The Charlotte workers are confident they can prove that General Tire bargained in "bad faith" - in other words, that it was not trying to reach a settlement. This would constitute an "unfair labour practice", as would the company's withholding of information needed for collective bargaining. The only question is how long the legal proceedings will take. US labour law cases tend to be a slow business.

The Americans' tour of Europe has been coordinated by the 20-million-strong International Federation of Chemical, Energy, Mine and General Workers' Unions (ICEM), whose membership includes unions organising in Continental's operations worldwide. Affiliated to the ICEM is the US tyreworkers' union, the USWA, as well as the various unions visited during the European tour.


CONTI SACKS TURKS FOR UNIONISING

This afternoon, the Americans flew back home from their final stop - Turkey. There, they visited the city of Bursa, about 200km from Istanbul. Continental's ContiTech division has a plant in Bursa, making plastic parts for the car industry.

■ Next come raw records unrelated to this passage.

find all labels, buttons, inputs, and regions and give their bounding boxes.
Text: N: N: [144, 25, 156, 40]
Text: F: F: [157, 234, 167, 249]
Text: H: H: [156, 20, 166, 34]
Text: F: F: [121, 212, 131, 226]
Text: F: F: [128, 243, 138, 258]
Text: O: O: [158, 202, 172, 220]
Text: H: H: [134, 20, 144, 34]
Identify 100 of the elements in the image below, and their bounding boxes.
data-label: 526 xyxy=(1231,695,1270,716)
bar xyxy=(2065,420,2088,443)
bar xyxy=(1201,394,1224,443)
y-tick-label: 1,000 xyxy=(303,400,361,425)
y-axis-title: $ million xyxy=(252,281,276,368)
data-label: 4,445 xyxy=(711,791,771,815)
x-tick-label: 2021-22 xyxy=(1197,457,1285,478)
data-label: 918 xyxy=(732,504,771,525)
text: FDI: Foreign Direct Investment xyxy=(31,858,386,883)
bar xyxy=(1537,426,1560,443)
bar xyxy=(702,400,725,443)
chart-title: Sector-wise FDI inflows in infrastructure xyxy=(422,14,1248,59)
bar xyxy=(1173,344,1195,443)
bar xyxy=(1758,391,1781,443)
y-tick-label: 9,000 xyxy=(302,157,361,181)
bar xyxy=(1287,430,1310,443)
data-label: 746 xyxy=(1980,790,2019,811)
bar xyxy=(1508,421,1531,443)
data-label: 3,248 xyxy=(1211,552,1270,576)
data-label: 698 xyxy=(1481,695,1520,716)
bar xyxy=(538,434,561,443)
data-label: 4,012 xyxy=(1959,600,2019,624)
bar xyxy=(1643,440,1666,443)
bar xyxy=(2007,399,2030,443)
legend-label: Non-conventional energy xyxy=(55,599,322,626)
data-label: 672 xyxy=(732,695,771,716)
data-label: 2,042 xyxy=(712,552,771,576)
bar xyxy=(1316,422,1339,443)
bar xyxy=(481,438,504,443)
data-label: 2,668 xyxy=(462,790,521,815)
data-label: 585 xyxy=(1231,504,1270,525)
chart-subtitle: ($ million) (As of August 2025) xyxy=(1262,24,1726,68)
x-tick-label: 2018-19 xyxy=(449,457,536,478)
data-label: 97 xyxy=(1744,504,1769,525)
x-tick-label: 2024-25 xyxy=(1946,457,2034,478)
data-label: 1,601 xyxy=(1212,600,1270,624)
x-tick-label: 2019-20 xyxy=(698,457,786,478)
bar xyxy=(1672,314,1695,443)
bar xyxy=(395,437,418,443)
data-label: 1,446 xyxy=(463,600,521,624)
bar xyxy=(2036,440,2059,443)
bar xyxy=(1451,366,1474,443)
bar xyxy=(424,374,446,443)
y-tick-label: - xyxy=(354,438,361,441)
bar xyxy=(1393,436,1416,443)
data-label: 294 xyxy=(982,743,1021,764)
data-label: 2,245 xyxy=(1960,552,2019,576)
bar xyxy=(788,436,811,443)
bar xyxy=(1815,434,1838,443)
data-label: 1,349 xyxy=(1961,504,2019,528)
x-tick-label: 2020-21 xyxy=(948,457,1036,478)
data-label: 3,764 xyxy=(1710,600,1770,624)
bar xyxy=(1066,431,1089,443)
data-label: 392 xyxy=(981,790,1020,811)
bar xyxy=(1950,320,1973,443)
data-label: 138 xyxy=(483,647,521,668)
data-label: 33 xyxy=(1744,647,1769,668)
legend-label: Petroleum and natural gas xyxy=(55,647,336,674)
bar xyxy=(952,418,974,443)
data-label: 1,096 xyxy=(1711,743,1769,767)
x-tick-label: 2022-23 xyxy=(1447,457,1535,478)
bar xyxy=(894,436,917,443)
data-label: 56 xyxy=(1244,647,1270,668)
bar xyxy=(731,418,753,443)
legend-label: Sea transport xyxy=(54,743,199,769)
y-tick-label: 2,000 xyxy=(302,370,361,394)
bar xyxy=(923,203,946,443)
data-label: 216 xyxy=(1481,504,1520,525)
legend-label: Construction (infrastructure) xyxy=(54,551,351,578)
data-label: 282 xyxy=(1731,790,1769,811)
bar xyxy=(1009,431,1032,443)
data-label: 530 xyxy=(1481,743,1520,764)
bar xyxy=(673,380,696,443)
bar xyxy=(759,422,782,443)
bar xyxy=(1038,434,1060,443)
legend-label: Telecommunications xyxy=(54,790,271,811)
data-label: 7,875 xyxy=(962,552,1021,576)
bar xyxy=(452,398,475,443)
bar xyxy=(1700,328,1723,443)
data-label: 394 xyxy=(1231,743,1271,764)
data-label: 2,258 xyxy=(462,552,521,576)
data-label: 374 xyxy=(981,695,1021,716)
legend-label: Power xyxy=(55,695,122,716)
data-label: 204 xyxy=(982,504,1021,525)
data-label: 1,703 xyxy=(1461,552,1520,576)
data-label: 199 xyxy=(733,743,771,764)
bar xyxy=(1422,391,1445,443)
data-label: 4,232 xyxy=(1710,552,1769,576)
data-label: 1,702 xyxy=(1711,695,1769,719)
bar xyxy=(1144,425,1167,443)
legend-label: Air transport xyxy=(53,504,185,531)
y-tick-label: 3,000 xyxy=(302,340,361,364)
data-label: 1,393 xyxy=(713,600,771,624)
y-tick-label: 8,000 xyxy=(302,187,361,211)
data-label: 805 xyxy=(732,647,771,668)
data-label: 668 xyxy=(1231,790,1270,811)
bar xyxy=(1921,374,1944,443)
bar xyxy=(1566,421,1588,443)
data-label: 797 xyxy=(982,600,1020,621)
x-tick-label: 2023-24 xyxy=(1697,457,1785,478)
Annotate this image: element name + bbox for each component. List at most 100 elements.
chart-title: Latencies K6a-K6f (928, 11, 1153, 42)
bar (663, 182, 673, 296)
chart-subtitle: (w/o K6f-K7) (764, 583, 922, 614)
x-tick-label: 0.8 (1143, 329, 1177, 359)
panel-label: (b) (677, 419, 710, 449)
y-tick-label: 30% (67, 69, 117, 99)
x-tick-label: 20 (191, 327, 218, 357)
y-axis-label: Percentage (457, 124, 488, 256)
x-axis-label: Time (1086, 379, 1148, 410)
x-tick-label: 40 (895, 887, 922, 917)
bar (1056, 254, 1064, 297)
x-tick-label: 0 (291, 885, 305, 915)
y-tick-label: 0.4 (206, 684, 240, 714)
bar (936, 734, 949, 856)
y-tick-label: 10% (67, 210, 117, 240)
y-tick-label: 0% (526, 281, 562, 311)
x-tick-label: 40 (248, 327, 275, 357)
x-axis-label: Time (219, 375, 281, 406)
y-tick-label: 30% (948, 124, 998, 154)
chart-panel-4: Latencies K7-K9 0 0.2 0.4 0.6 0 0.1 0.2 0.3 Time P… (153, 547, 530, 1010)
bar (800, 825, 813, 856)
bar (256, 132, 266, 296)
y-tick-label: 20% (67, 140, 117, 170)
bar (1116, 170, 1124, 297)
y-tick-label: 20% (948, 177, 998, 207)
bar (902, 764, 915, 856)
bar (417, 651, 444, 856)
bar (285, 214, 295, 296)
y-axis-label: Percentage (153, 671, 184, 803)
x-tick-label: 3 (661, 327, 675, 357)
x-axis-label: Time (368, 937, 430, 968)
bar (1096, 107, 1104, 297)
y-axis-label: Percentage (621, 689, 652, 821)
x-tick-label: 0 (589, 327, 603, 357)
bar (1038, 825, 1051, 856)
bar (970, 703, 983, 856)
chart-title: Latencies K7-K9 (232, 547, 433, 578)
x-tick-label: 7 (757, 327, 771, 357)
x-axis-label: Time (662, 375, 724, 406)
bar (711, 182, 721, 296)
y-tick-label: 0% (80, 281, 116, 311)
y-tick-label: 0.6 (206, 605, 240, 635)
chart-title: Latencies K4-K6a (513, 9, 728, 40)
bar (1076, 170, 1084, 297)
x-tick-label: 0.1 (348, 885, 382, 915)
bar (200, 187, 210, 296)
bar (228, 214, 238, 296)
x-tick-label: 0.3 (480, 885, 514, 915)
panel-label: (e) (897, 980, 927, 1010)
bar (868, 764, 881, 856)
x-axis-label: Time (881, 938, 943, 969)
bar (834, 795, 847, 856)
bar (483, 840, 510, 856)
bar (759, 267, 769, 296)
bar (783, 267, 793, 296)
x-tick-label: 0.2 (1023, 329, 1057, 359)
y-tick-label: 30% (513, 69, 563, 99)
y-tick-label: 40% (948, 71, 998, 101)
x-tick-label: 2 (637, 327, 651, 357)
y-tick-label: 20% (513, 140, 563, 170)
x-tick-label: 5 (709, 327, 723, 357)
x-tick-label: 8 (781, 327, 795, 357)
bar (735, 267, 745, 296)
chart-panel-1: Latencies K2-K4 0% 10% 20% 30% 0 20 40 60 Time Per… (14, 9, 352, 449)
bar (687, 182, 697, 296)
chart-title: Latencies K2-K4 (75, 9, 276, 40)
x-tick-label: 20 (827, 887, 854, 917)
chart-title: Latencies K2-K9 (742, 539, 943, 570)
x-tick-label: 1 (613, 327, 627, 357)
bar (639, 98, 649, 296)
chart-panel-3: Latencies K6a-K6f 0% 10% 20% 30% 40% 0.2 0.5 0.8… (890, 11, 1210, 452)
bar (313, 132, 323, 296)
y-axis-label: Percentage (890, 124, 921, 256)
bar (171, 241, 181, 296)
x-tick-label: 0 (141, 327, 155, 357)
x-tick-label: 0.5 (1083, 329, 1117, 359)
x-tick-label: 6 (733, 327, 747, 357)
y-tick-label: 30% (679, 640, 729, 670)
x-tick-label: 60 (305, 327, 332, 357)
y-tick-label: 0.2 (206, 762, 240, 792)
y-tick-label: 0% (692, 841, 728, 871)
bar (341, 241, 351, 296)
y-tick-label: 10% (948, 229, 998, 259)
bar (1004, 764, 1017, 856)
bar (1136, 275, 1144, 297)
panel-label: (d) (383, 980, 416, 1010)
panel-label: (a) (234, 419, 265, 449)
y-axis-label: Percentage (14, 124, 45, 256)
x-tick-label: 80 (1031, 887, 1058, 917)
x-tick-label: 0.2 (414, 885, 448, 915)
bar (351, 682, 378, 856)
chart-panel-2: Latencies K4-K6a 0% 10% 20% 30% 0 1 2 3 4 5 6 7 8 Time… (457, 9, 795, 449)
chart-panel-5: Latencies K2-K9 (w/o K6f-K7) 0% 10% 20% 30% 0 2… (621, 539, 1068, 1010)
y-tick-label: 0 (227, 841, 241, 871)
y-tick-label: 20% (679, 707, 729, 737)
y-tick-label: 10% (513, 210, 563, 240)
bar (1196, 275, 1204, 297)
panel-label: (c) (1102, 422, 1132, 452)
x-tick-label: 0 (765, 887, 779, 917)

Last November, workers at the ContiTech plant decided to organise a branch of the Turkey's Lastik-Is union. 47 of the 79 Bursa workers signed up for union membership. As soon as it heard the news, the ContiTech management in Bursa sacked 45 workers. All 45 were among the 47 who had opted to join the union.

The Americans also had discussions with Lastik-Is General Secretary Halil Altunay at the union's headquarters in Istanbul yesterday. Comments by Altunay and the USWA's John Sellers were widely reported by the Turkish press and television.

Sellers is Executive Vice President of the USWA and head of the union's Rubber/Plastics Conference. He accompanied the US Continental strikers' representatives throughout the European tour, and his remarks to the Turkish press summarised the American workers' case.

Halil Altunay stressed the global aspects of the encounter between Turkish and American Conti workers. "This is a good example of international workers' solidarity, as put into practice by our International, the ICEM," he told the Turkish media. "It comes at a time when workers everywhere are having to face the consequences of the globalisation of capital. Instead of bargaining properly, Continental is trying to get rid of the union in a number of countries."


WHISTLESTOP TOUR

Over the past week and a half, the Americans also visited Slovakia, the Czech Republic, France and Belgium. In each country, they met with the unions and their leaders, explained their current dispute and received solidarity and support. The delegation also held discussions with the ICEM at its headquarters in Brussels.

Immediately before the tour, USWA and ICEM officers had met in Germany - where Continental is headquartered - with ICEM German affiliate the IG BCE, worker representatives from the Continental Supervisory Board and officials of Continental's German Works Council (see ICEM UPDATE 3/1999).